Sylvain Gaudreault (born July 8, 1970) is a Canadian politician and teacher. He was the Member of National Assembly of Quebec for the riding of Jonquière in the city of Saguenay from 2007 to 2022. He represented the Parti Québécois. On May 6, 2016, the party caucus chose him as interim leader following the resignation of PQ leader Pierre Karl Péladeau.

==Life and career==
Born in Chicoutimi, Quebec, Gaudreault went to the Université du Québec à Chicoutimi and obtained a bachelor's degree in history. He also received a bachelor's degree in law at Université Laval and was admitted to the Barreau du Québec in 1996. He is also currently doing a master's degree in regional intervention and studies. He worked since 2001 as a teacher at CEGEP de Jonquière and worked for the newspaper Le Quotidien.

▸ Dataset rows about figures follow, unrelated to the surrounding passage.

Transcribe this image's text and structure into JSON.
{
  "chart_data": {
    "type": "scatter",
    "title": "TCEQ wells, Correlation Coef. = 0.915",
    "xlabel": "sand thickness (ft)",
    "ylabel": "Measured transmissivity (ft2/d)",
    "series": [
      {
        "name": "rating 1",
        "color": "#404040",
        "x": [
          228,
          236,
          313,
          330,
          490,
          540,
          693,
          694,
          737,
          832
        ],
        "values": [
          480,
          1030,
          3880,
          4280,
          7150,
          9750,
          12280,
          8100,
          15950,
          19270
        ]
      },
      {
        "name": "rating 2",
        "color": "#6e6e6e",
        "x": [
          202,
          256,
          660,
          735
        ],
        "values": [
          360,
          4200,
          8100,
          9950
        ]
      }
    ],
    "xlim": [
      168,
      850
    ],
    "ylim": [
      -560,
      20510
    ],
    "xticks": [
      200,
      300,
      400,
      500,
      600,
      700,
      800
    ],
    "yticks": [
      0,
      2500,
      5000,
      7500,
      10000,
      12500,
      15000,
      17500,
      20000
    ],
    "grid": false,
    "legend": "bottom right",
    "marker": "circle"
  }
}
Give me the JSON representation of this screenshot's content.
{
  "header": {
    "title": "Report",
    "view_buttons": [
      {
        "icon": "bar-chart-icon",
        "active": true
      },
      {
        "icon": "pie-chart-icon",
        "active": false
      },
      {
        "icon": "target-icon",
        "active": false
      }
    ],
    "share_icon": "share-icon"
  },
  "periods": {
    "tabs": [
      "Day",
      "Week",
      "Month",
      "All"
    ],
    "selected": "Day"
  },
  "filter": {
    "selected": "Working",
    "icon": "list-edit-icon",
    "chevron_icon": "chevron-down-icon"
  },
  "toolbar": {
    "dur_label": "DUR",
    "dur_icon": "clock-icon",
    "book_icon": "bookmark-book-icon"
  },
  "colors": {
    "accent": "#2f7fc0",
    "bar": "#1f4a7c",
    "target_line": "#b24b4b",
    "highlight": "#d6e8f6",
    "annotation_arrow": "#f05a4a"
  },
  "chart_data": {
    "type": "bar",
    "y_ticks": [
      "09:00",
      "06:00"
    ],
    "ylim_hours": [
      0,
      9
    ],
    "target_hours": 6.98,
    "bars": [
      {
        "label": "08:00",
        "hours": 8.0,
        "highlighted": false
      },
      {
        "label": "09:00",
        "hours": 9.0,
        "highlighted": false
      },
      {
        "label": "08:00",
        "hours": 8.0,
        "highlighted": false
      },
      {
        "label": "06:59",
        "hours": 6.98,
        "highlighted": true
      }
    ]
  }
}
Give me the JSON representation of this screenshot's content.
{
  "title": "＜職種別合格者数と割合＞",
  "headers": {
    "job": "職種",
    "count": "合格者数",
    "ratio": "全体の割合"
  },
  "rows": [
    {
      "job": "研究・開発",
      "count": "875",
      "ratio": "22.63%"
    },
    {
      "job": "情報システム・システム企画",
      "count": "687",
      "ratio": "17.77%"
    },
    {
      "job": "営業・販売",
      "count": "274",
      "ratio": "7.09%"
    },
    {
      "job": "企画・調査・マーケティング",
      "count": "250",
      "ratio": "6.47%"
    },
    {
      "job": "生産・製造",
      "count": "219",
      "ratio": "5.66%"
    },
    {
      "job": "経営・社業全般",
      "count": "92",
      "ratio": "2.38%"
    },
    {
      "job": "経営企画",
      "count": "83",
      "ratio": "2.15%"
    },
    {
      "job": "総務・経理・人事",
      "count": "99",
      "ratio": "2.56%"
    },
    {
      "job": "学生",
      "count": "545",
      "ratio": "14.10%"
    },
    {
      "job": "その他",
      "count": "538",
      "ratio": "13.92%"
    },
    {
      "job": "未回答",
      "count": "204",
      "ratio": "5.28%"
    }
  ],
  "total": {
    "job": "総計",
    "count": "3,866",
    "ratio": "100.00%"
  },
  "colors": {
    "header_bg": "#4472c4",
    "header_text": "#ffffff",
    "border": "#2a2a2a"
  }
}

Gaudreault was elected in Jonquière in the 2007 elections when he defeated Tourism Minister Françoise Gauthier. He had faced controversy during the campaign, when radio host Louis Champagne attacked both Gaudreault and Parti Québécois leader André Boisclair for being openly gay.

When the PQ formed government in 2012, Gaudreault entered Cabinet as Minister of Transport and Minister of Municipal Affairs, one of two LGBT ministers. While his stint in Cabinet only last 19 months due to the PQ's defeat in the subsequent election, he announced plans to extend the Montreal Metro's Blue Line to Anjou and the Yellow Line deeper into the Monteregie. As well, he became the point person on the government's plans to further electrify public transit across Quebec.

He ran for party leader in the 2020 Parti Québécois leadership election, placing second behind Paul St-Pierre Plamondon.

He chose to not seek for reelection in the 2022 general election.